— PM says sailors formed network and voted against his party
Prime Minister Ralph Gonsalves is claiming that most of the Vincentian sailors who were in St. Vincent and the Grenadines on election day, Nov. 5, having been furloughed because of the coronavirus pandemic, voted against his government.
“Despite what I did for the sailors, objectively, most of them voted against the ULP. Life really ain’t fair eh,” he said on his weekly appearance on NBC Radio on Wednesday.
Gonsalves, whose Unity Labour Party secured an historic fifth consecutive term in office in the general elections, winning an additional seat to take nine in the 15-member Parliament, said that the sailors formed a network across the country and galvanised against him.
He said that during the campaign, he met some sailors “who were vehemently opposed to me”.
The prime minister said that the sailors complained that his government had taken too long to allow them to come home after the pandemic was declared.
Gonsalves said he responded by saying he had to bring the sailors home “and not to be bullied” by the cruise ship or the oil rig companies.
“I said, ‘I brought you all in, the cruise ship were the ones who were playing the fool.’

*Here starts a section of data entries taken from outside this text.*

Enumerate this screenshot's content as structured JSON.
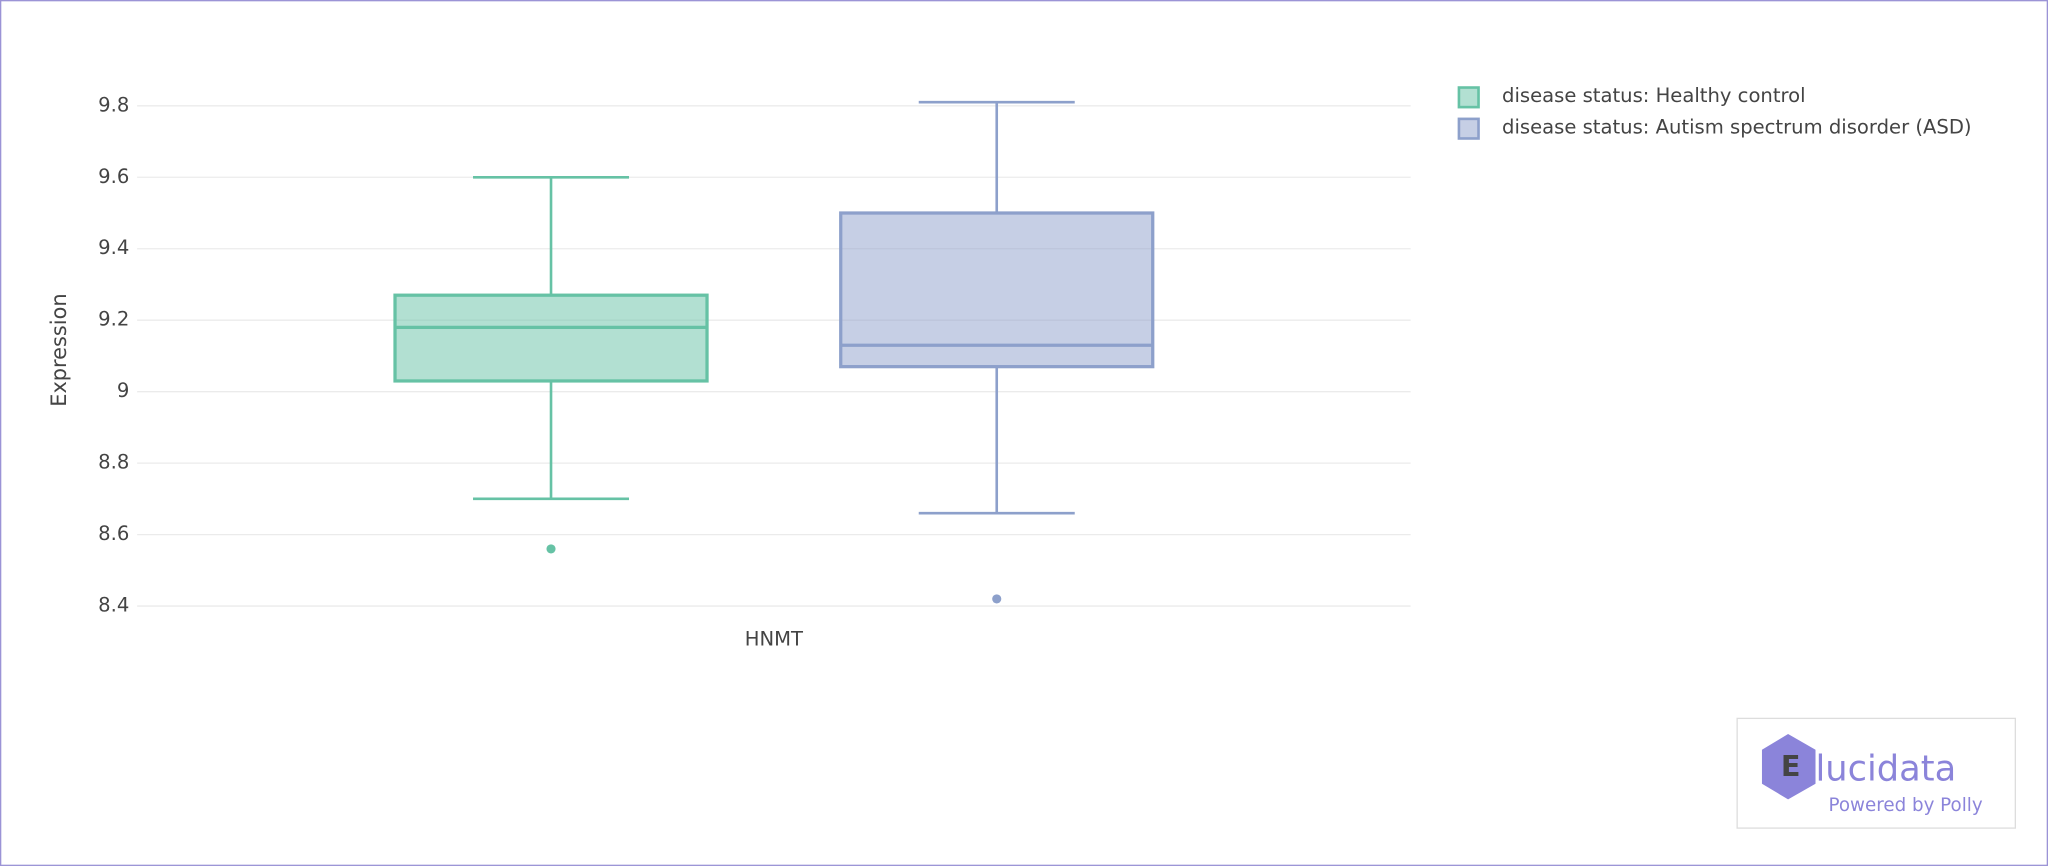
{
  "chart_data": {
    "type": "box",
    "y_label": "Expression",
    "categories": [
      "HNMT"
    ],
    "ylim": [
      8.4,
      9.86
    ],
    "yticks": [
      8.4,
      8.6,
      8.8,
      9,
      9.2,
      9.4,
      9.6,
      9.8
    ],
    "grid": true,
    "legend": "top-right",
    "series": [
      {
        "name": "disease status: Healthy control",
        "color": "#66c2a5",
        "min": [
          8.7
        ],
        "q1": [
          9.03
        ],
        "median": [
          9.18
        ],
        "q3": [
          9.27
        ],
        "max": [
          9.6
        ],
        "outliers": [
          [
            8.56
          ]
        ]
      },
      {
        "name": "disease status: Autism spectrum disorder (ASD)",
        "color": "#8da0cb",
        "min": [
          8.66
        ],
        "q1": [
          9.07
        ],
        "median": [
          9.13
        ],
        "q3": [
          9.5
        ],
        "max": [
          9.81
        ],
        "outliers": [
          [
            8.42
          ]
        ]
      }
    ]
  },
  "logo": {
    "name": "lucidata",
    "tagline": "Powered by Polly"
  }
}
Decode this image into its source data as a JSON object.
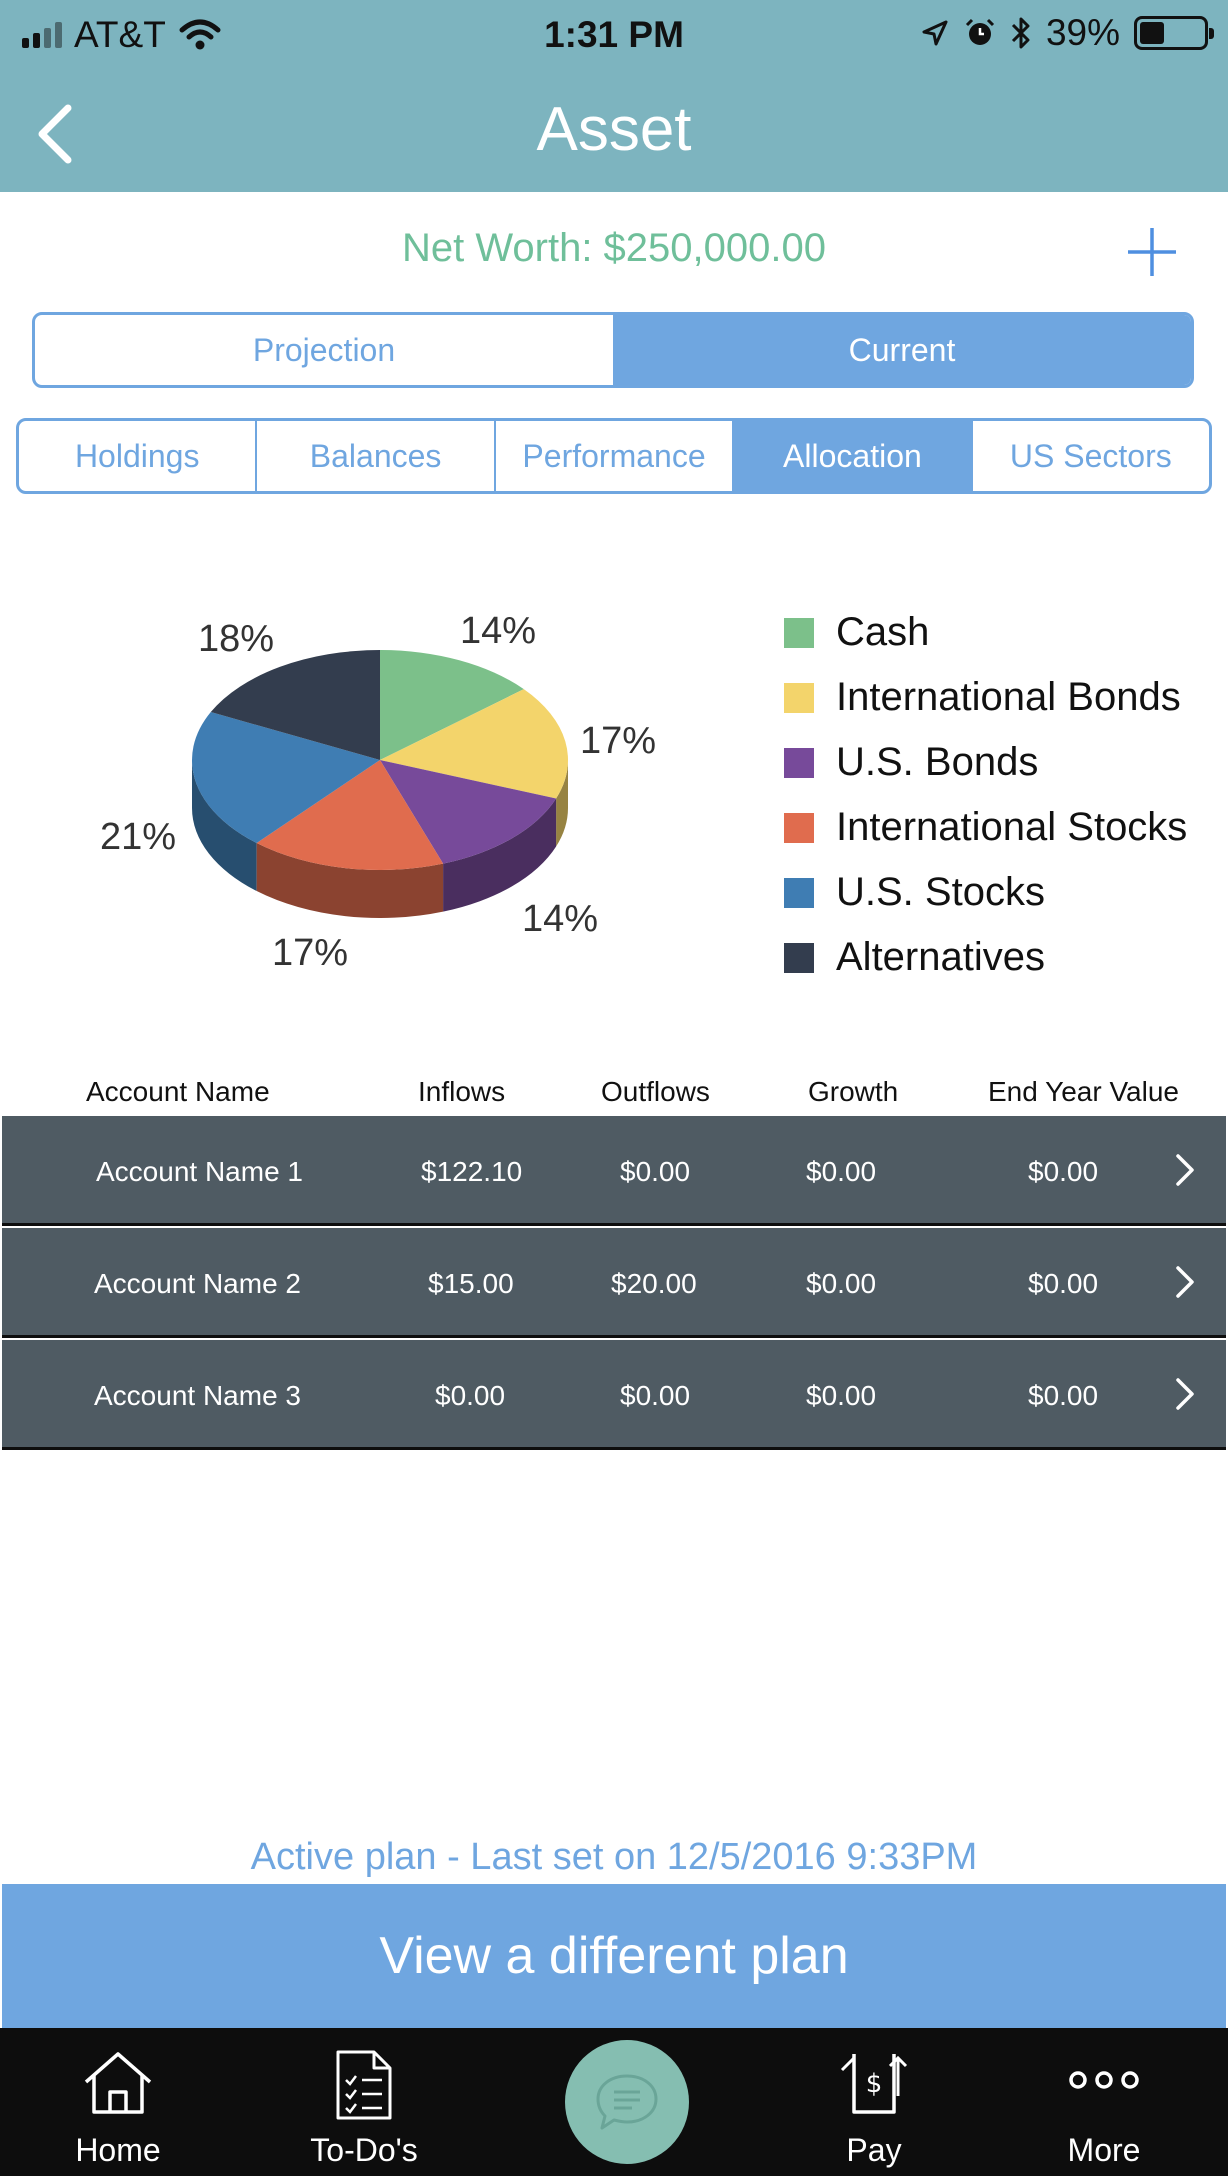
{
  "status_bar": {
    "carrier": "AT&T",
    "time": "1:31 PM",
    "battery": "39%",
    "battery_level": 0.39
  },
  "header": {
    "title": "Asset",
    "back_icon": "chevron-left-icon",
    "bg_color": "#7db4bf"
  },
  "summary": {
    "net_worth": "Net Worth: $250,000.00",
    "add_icon": "plus-icon"
  },
  "view_toggle": {
    "options": [
      "Projection",
      "Current"
    ],
    "selected": "Current"
  },
  "detail_tabs": {
    "options": [
      "Holdings",
      "Balances",
      "Performance",
      "Allocation",
      "US Sectors"
    ],
    "selected": "Allocation"
  },
  "chart_data": {
    "type": "pie",
    "title": "",
    "style": "3d",
    "slices": [
      {
        "label": "Cash",
        "value": 14,
        "display": "14%",
        "color": "#7cc08a"
      },
      {
        "label": "International Bonds",
        "value": 17,
        "display": "17%",
        "color": "#f3d46b"
      },
      {
        "label": "U.S. Bonds",
        "value": 14,
        "display": "14%",
        "color": "#774a9a"
      },
      {
        "label": "International Stocks",
        "value": 17,
        "display": "17%",
        "color": "#e06c4e"
      },
      {
        "label": "U.S. Stocks",
        "value": 21,
        "display": "21%",
        "color": "#3f7db3"
      },
      {
        "label": "Alternatives",
        "value": 18,
        "display": "18%",
        "color": "#333d4e"
      }
    ],
    "legend_position": "right"
  },
  "table": {
    "headers": [
      "Account Name",
      "Inflows",
      "Outflows",
      "Growth",
      "End Year Value"
    ],
    "rows": [
      [
        "Account Name 1",
        "$122.10",
        "$0.00",
        "$0.00",
        "$0.00"
      ],
      [
        "Account Name 2",
        "$15.00",
        "$20.00",
        "$0.00",
        "$0.00"
      ],
      [
        "Account Name 3",
        "$0.00",
        "$0.00",
        "$0.00",
        "$0.00"
      ]
    ]
  },
  "plan": {
    "status": "Active plan - Last set on 12/5/2016 9:33PM",
    "button_label": "View a different plan"
  },
  "tab_bar": {
    "items": [
      {
        "label": "Home",
        "icon": "home-icon"
      },
      {
        "label": "To-Do's",
        "icon": "checklist-icon"
      },
      {
        "label": "",
        "icon": "chat-icon"
      },
      {
        "label": "Pay",
        "icon": "pay-icon"
      },
      {
        "label": "More",
        "icon": "more-icon"
      }
    ]
  }
}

“I said, ‘As long ago as April the 20th I sent them the legal opinion which I had. I repeat it all the time that we are the only government that went out of the blocks with a legal opinion from the attorney general, which legal opinion was confirmed and even extended by CARICOM.’”
The prime minister said he told the sailors that he was acting on the basis of international law “to make sure that things were done properly and to protect everybody”.
Among the demands that Gonsalves made as a condition of return of the sailors was that the cruise companies pay for their quarantine in hotels on their return.
Gonsalves said he told the sailors with whom he interacted during the campaign that they were being “unreasonable”.
“I say, ‘The opposition, at first, was saying to keep you all out. I say no; citizenship counts for something I have to bring you home but I have to bring you home in accordance with certain protocols.’ Then they say I must open the floodgates. I say, ‘Open the floodgates for what? You are a high-risk group. To create a problem? But they are blaming me and not the companies and they are not giving credit for what we have done.”
He said that the sailors also complained that the government was only giving them EC$300 in unemployment benefit.
“‘We need more than $300 because what we contribute’,” Gonsalves quoted the sailors as saying.
“I say, ‘Explain to me something, how can I give you more than $300 when that is what I give from the Treasury to an ordinary worker from the hotel or elsewhere who lose their job?’
“‘I say how could you justify getting more than them?’
“He said well, you have a point, I never look at it that way.’ And then he say, ‘Anyway, you should still give us more.’ He understood but yet I must give.
“I can’t deal with that kind of illogic. I even had to say to the person, I say, ‘The farmers haven’t gotten their first $500 yet and you have gotten several months of $300. Now, the $300 is not intended as a living wage. But is just to kind of help you.’
“And they form a network across the country, I am telling you, who opposed me,” Gonsalves said of the sailors.
He said that he was willing to bring the sailors home “when it was the NDP … was saying don’t bring them home, lock it down tight like a drum, on April the 7th and [I] insisted, no, I must bring them….
“But God is good and I will continue to support the sailors in everything, despite the fact that they unfair me at the polls on the basis of what they felt that I should have done, that I wanted to keep them out at sea, which is absolutely untrue,” Gonsalves said.
He said he has “several letters, several emails from sailors expressing appreciation for what I have done, but, you know, is life eh.
“You win some you lose some,” Gonsalves further said, adding that it is the first time he had spoken publicly about the matter.
“But I’ll tell you this. It’s one of the things in politics that even when you implement good policy, sensible policy and helpful policy for people, sometimes, they turn around and kick you in the pants, but there it is. You can’t do anything other than what you have to do, do it right and proper. I brought them home and I protected them, their families and the population of St. Vincent and the Grenadines,” Gonsalves said.